One startup believes that gamification is the secret to making trivia games resonate with app users, especially those who are seeking some cash stakes and prizes. Think poker, Jeopardy! and perhaps taking the SAT rolled into a smartphone app — where category expertise are put to the test through ad-based or skill-based gaming.
TriviaSpar is a new gaming platform that’s part of International Knowledge League. IKL helps players and advertisers cash in on the gaming craze. How? Players weaponize their knowledge to rack up points and exchange them for gift cards, merchandise and compete for trips to the MTV Awards and Super Bowl. Advertisers, on the other hand, gain insights on their digital campaigns, and also get the chance to target users who may be interested in their products.

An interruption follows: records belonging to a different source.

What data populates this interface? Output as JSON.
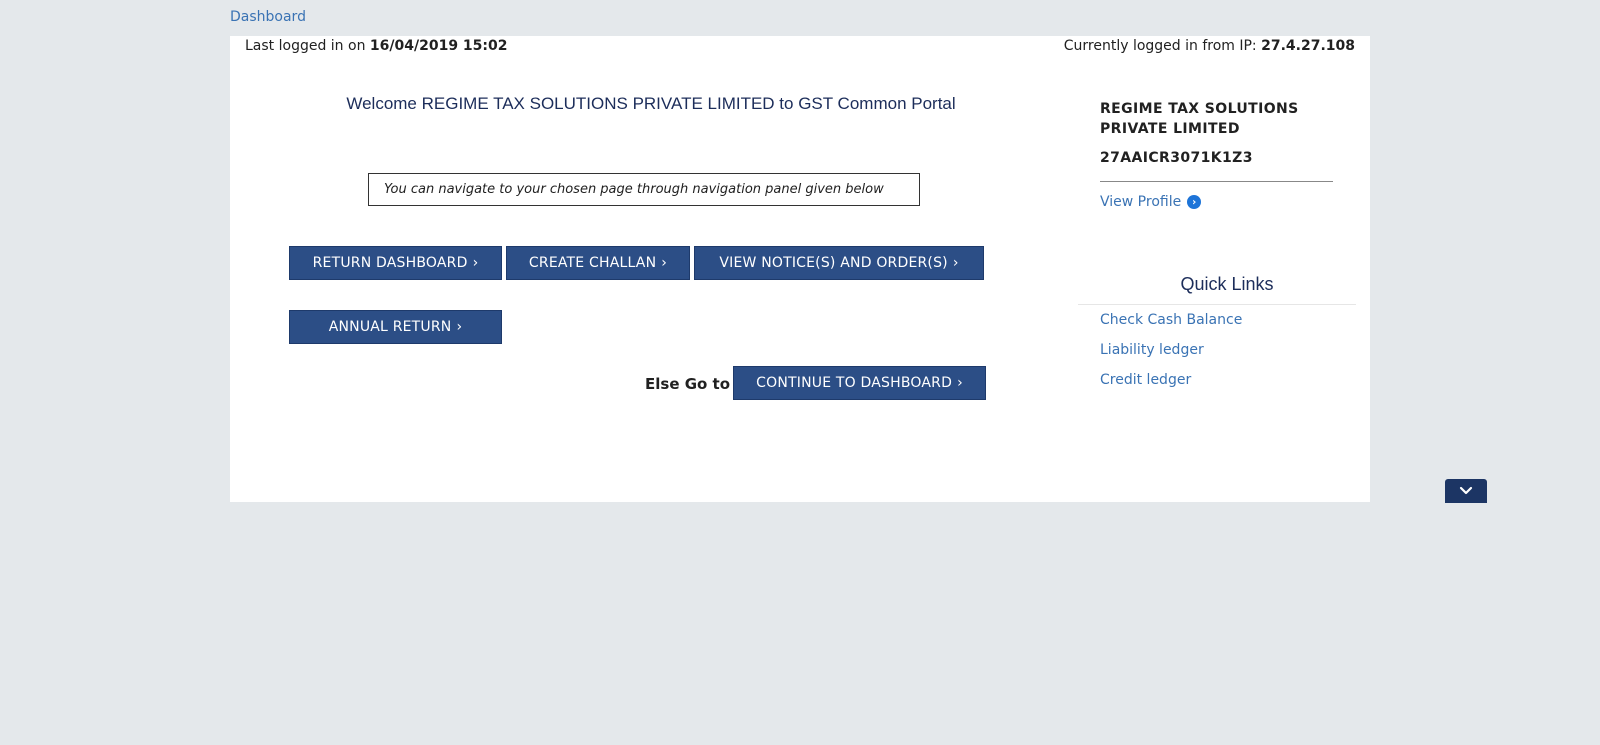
{
  "breadcrumb": {
    "label": "Dashboard"
  },
  "session": {
    "last_login_prefix": "Last logged in on",
    "last_login_value": "16/04/2019 15:02",
    "ip_prefix": "Currently logged in from IP:",
    "ip_value": "27.4.27.108"
  },
  "welcome": "Welcome REGIME TAX SOLUTIONS PRIVATE LIMITED to GST Common Portal",
  "nav_hint": "You can navigate to your chosen page through navigation panel given below",
  "buttons": {
    "return_dashboard": "RETURN DASHBOARD",
    "create_challan": "CREATE CHALLAN",
    "view_notices": "VIEW NOTICE(S) AND ORDER(S)",
    "annual_return": "ANNUAL RETURN",
    "continue_dashboard": "CONTINUE TO DASHBOARD",
    "chevron": "›"
  },
  "else_go": {
    "label": "Else Go to",
    "arrows": "»"
  },
  "profile": {
    "name": "REGIME TAX SOLUTIONS PRIVATE LIMITED",
    "gstin": "27AAICR3071K1Z3",
    "view_profile": "View Profile",
    "view_profile_icon": "›"
  },
  "quick_links": {
    "title": "Quick Links",
    "items": [
      "Check Cash Balance",
      "Liability ledger",
      "Credit ledger"
    ]
  },
  "icons": {
    "scroll_down": "chevron-down-icon"
  },
  "colors": {
    "background": "#e4e8eb",
    "button": "#2c4e86",
    "link": "#3a73b4",
    "heading": "#1c2d5a"
  }
}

There's room for experimentation in an online gaming industry that generated nearly $20 billion last year. But it can be easy to get lost in a litany of info-based apps. In other words, there are plenty of mobile games where people can put their knowledge to the test just for the fun of it. So what if prizes, jackpots and even some cash stakes were included? Would that boost user engagement?
There are 5 million questions in TriviaSpar consisting of all kinds of topics — from movies, cars, history, you name it. So there's room for anyone to showcase their domain expertise. One approach is for users to watch video ads and answer questions about what they've learned. As an incentive, they get paid cash or points for proving they've paid attention. Advertisers gain insights into their campaign, and they also get to reach an audience that's potentially interested in their vertical.
The second method is a skills-based game where players use their knowledge in a winner-take-all tournament — ala poker tournament meets Jeopardy!. Users pay an entry fee of 25 cents to $20 to square off against other category experts around the world. The last person remaining wins the entire pot.
The skills-based tournament is a way to identify a top expert on, say, cars or movies — information that could also be valuable to advertisers because they can consult the winner on how to optimize their content, product or marketing campaign. The skills-based model is launching across 45 states in America, and is being introduced in Great Britain and Australia.
If the concept takes off, you could see trivia tournaments in school districts and campuses around the world. Think Harvard versus Oxford. Or how about teachers versus top students at your local library. People love competition but not everyone can play basketball or dodgeball. Sports is necessarily constrained by local games at neighborhood parks. However, mobile apps enable the gamification of learning excellence across borders.
TriviaSpar uses blockchain technology to track questions and responses. That means there's a secure record from which organizers can refer to if players dispute the process or outcomes. The game is available on the App Store and Google Play.